The gut of this program is the process of “dialoguing.” Couples listen to written dialogue of a married couple (3 couples presented and ran the weekend) and a written presentation from a priest regarding an issue (e.g. intimacy.) The attending couples then separate for a determined period of time to write letters to each other about this issue with the focus being on their “feelings.” Each couple then reunites in the privacy of their room where they are to read each other’s letters twice (once for the head, the 2nd time for the heart.) Then as a couple they choose whose feelings were stronger in the letters and discuss this. This process (dialoguing) was **repeated **throughout the entire weekend. Time limits were strict. Phone calls were given to each hotel room when couples were to return to the conference room and if you did not return, you were called a 2nd time. (Couple’s photos were on a table. as you entered the conference room you turned your picture over so they knew you were there.)

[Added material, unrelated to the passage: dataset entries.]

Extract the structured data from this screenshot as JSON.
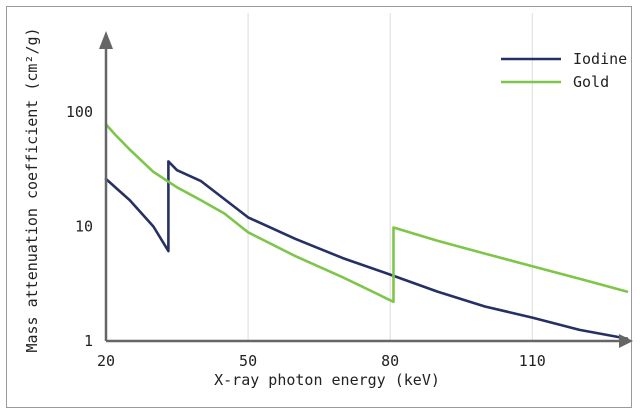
{
  "chart_data": {
    "type": "line",
    "title": "",
    "xlabel": "X-ray photon energy (keV)",
    "ylabel": "Mass attenuation coefficient (cm²/g)",
    "y_scale": "log",
    "xlim": [
      20,
      130
    ],
    "ylim": [
      1,
      200
    ],
    "x_ticks": [
      20,
      50,
      80,
      110
    ],
    "y_ticks": [
      1,
      10,
      100
    ],
    "x_tick_labels": [
      "20",
      "50",
      "80",
      "110"
    ],
    "y_tick_labels": [
      "1",
      "10",
      "100"
    ],
    "grid": "vertical",
    "legend_position": "top-right",
    "series": [
      {
        "name": "Iodine",
        "color": "#253065",
        "x": [
          20,
          25,
          30,
          33.17,
          33.17,
          35,
          40,
          50,
          60,
          70,
          80,
          90,
          100,
          110,
          120,
          130
        ],
        "y": [
          26,
          17,
          10,
          6.1,
          37,
          31,
          25,
          12.0,
          7.8,
          5.3,
          3.8,
          2.7,
          2.0,
          1.6,
          1.25,
          1.05
        ]
      },
      {
        "name": "Gold",
        "color": "#7dc64a",
        "x": [
          20,
          22,
          25,
          30,
          35,
          40,
          45,
          50,
          60,
          70,
          80.7,
          80.7,
          90,
          100,
          110,
          120,
          130
        ],
        "y": [
          78,
          63,
          47,
          30,
          22,
          17,
          13,
          8.9,
          5.5,
          3.6,
          2.2,
          9.8,
          7.5,
          5.8,
          4.5,
          3.5,
          2.7
        ]
      }
    ]
  }
}
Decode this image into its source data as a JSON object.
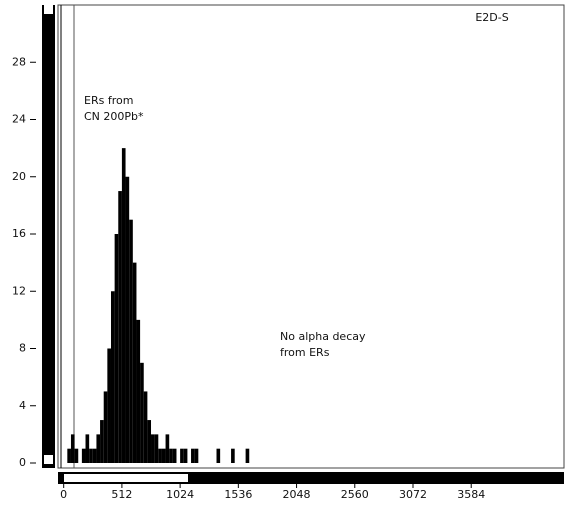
{
  "chart_data": {
    "type": "histogram",
    "title": "E2D-S",
    "annotations": [
      [
        "ERs from",
        "CN 200Pb*"
      ],
      [
        "No alpha decay",
        "from ERs"
      ]
    ],
    "bins": [
      0,
      32,
      64,
      96,
      128,
      160,
      192,
      224,
      256,
      288,
      320,
      352,
      384,
      416,
      448,
      480,
      512,
      544,
      576,
      608,
      640,
      672,
      704,
      736,
      768,
      800,
      832,
      864,
      896,
      928,
      960,
      992,
      1024,
      1056,
      1088,
      1120,
      1152,
      1184,
      1216,
      1248,
      1280,
      1312,
      1344,
      1376,
      1408,
      1440,
      1472,
      1504,
      1536,
      1568,
      1600,
      1632,
      1664,
      1696,
      1728,
      1760,
      1792,
      1824,
      1856,
      1888,
      1920,
      1952,
      1984,
      2016,
      2048
    ],
    "values": [
      0,
      1,
      2,
      1,
      0,
      1,
      2,
      1,
      1,
      2,
      3,
      5,
      8,
      12,
      16,
      19,
      22,
      20,
      17,
      14,
      10,
      7,
      5,
      3,
      2,
      2,
      1,
      1,
      2,
      1,
      1,
      0,
      1,
      1,
      0,
      1,
      1,
      0,
      0,
      0,
      0,
      0,
      1,
      0,
      0,
      0,
      1,
      0,
      0,
      0,
      1,
      0,
      0,
      0,
      0,
      0,
      0,
      0,
      0,
      0,
      0,
      0,
      0,
      0
    ],
    "color": "#000000",
    "xlim": [
      -50,
      4400
    ],
    "xticks": [
      0,
      512,
      1024,
      1536,
      2048,
      2560,
      3072,
      3584
    ],
    "ylim": [
      0,
      32
    ],
    "yticks": [
      0,
      4,
      8,
      12,
      16,
      20,
      24,
      28
    ]
  }
}
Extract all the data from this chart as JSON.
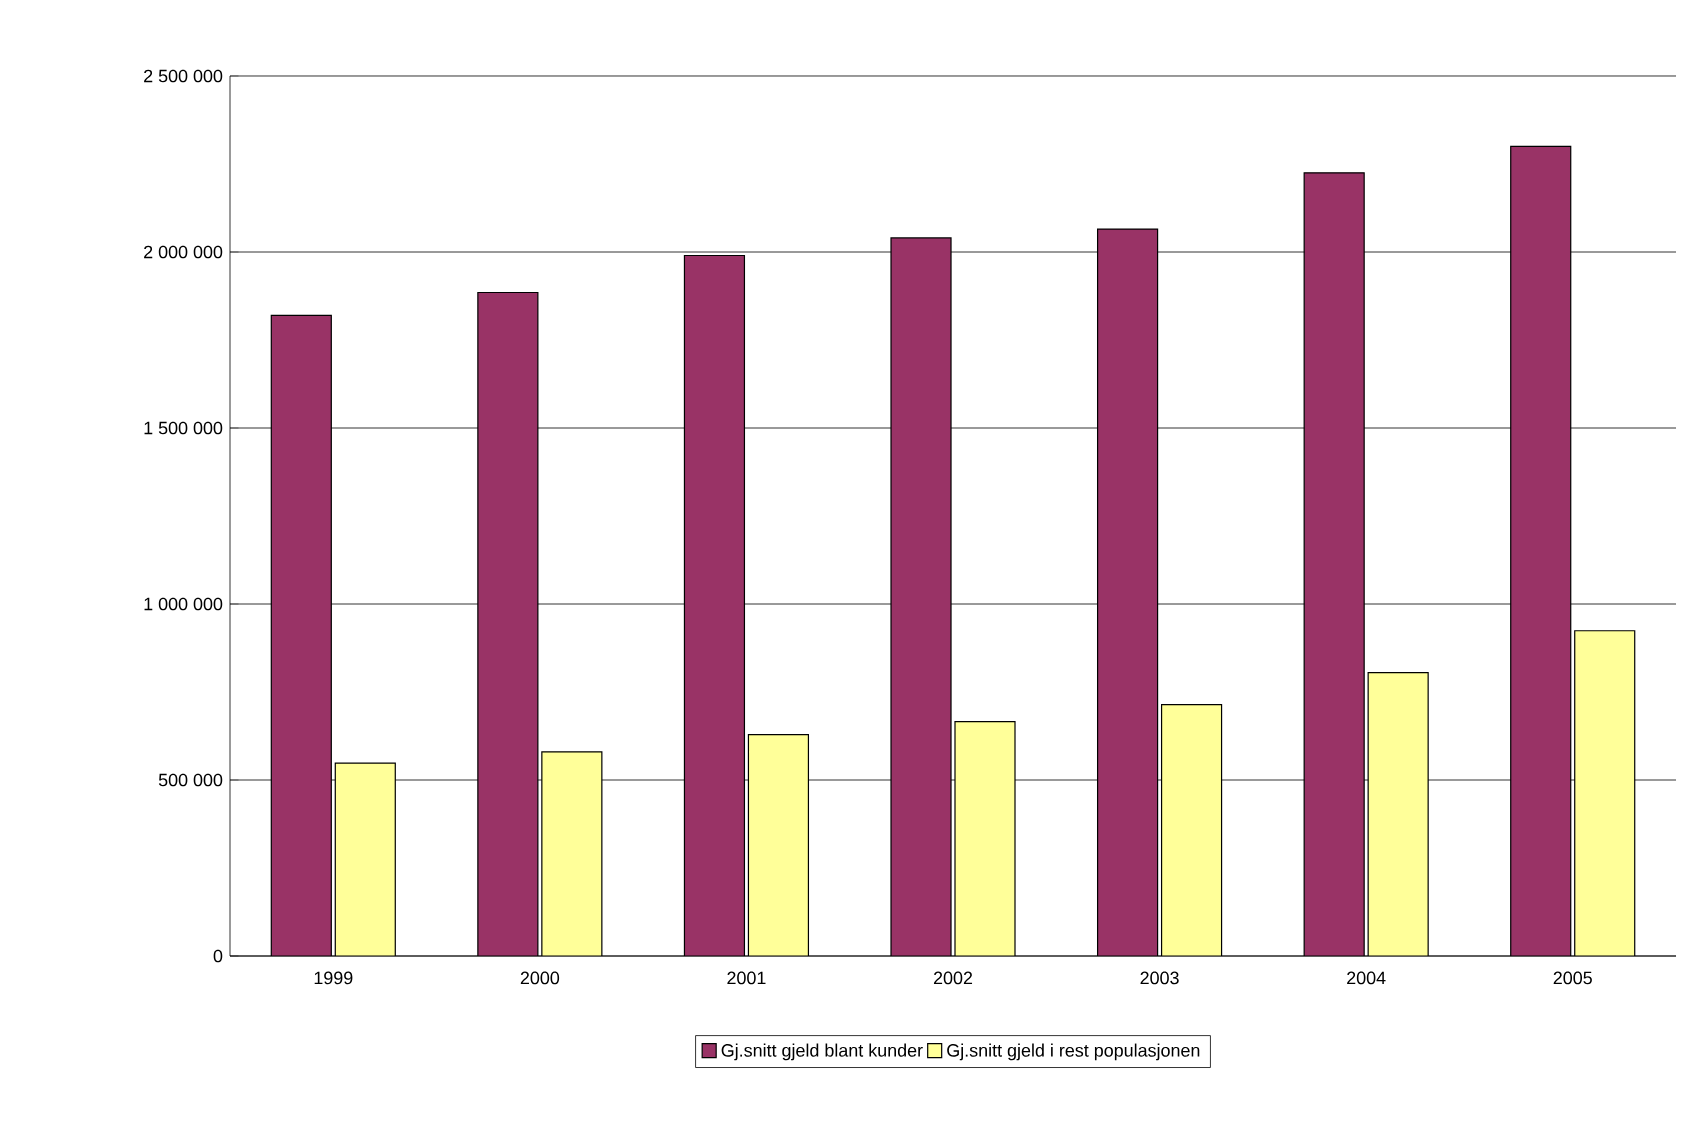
{
  "chart_data": {
    "type": "bar",
    "categories": [
      "1999",
      "2000",
      "2001",
      "2002",
      "2003",
      "2004",
      "2005"
    ],
    "series": [
      {
        "name": "Gj.snitt gjeld blant kunder",
        "color": "#993366",
        "values": [
          1820000,
          1885000,
          1990000,
          2040000,
          2065000,
          2225000,
          2300000
        ]
      },
      {
        "name": "Gj.snitt gjeld i rest populasjonen",
        "color": "#ffff99",
        "values": [
          548000,
          580000,
          629000,
          666000,
          714000,
          805000,
          924000
        ]
      }
    ],
    "ylim": [
      0,
      2500000
    ],
    "yticks": [
      {
        "value": 0,
        "label": "0"
      },
      {
        "value": 500000,
        "label": "500 000"
      },
      {
        "value": 1000000,
        "label": "1 000 000"
      },
      {
        "value": 1500000,
        "label": "1 500 000"
      },
      {
        "value": 2000000,
        "label": "2 000 000"
      },
      {
        "value": 2500000,
        "label": "2 500 000"
      }
    ],
    "grid": "y",
    "legend": "bottom"
  }
}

The entire weekend centered on this dialoguing process. We had hoped for a variety of different exercises between spouses. That would have been nice in case dialoguing wasn’t effective for you. We had also hoped for more scripture and church teaching on the sacrament of marriage (although there was some and prayer was included in the weekend.) It was nice to write each other a letter and talk about it, once or maybe twice. However, over and over again was not something either of us found effective or enjoyable.

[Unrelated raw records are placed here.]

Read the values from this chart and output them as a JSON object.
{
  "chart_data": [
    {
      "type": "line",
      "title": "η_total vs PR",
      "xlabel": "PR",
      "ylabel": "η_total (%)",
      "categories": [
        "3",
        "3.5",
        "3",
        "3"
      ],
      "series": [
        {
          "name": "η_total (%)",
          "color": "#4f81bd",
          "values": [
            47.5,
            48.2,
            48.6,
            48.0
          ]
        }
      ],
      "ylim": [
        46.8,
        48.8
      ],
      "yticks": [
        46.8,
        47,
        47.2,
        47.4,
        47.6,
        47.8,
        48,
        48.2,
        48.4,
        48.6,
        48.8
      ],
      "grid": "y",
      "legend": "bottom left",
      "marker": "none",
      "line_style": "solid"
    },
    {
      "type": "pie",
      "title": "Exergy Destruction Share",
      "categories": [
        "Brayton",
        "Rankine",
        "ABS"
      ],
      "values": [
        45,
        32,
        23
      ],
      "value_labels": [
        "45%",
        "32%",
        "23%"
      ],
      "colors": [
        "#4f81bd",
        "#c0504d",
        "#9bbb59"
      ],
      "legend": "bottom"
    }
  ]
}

There was VERY limited alone time for couples throughout the weekend. This was very disappointing for us. The days started at 7:30am and finished up between 9:30-10:00pm, all sessions revolved around writing and dialoguing. There were no other options. We did not have time to take a walk together or see anything outside of the hotel. That was frustrating for us.
Meals… You had assigned seating and sat with different couples every meal. There were questions at the table that the couples discussed during the meal. This actually was ok. It was a nice way to meet the other couples there. However, it would have been really nice to have one meal alone, just with your spouse, preferably Saturday’s evening meal.
That’s the just of it, hope this helps couples to decide if WWME is something that would benefit their marriage.